I know, I know.  I haven't even reached my due date yet, so there really is no reason to feel as antsy as I feel.  But I WANT THIS BABY HERE.  It's just... so uncomfortable.  I'm tired all the time, my belly keeps stretching (and showing it), and everything aches.  I've been so blessed to be able to have a husband to dote on me and weekly prenatal massages, so really, I shouldn't complain.  But I feel like I've been pregnant forever.  I know I should be enjoying these last couple of weeks where I don't have to always be nursing or caring for a newborn.  But I want my body back (as much of it as I can get back).  I miss yoga and salami and a guilt-free glass of red wine.  I miss seeing my toes and being able to roll out of bed without having to grunt or wince in pain (she's sitting very low now).  I want to wear my wedding ring again and not feel like a marshmallow peep all the time.  I'm trying to focus on the few things left on my to-do list, but most of the time I just want to sleep.  I've never felt this tired before and so physically limited.  And don't even get me started on the fact that I now waddle.  Sigh.

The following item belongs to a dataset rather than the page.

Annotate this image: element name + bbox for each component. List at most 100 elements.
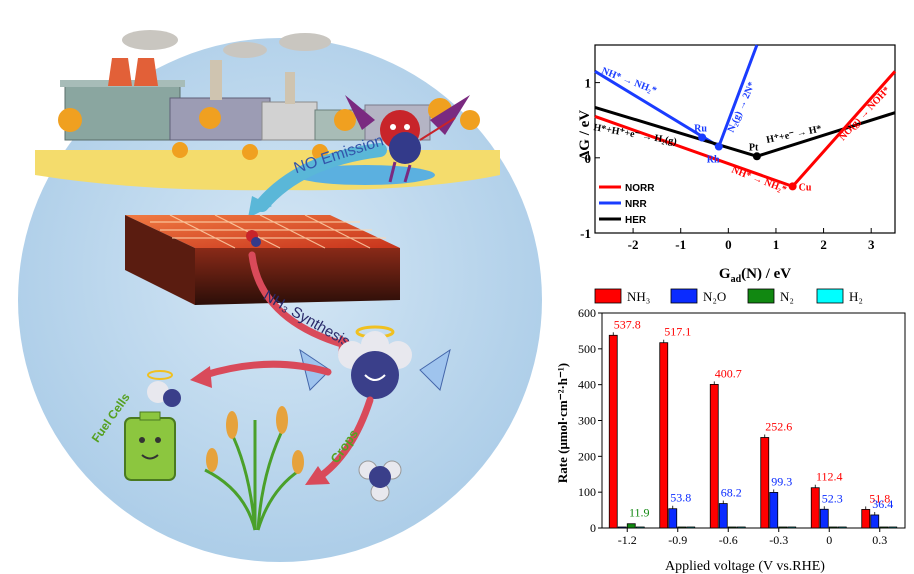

It's so funny how throughout the pregnancy all you want is for your baby to stay inside to develop and grow.  Preterm labor is a constant concern.  Now, all I want is for her to make her arrival.  I guess this is Mother Nature's way of helping me actually look forward to the labor and delivery process.  Ah, the master plan!

1 comment:

  1. So true! You feel so uncomfortable that you stop being afraid of labor!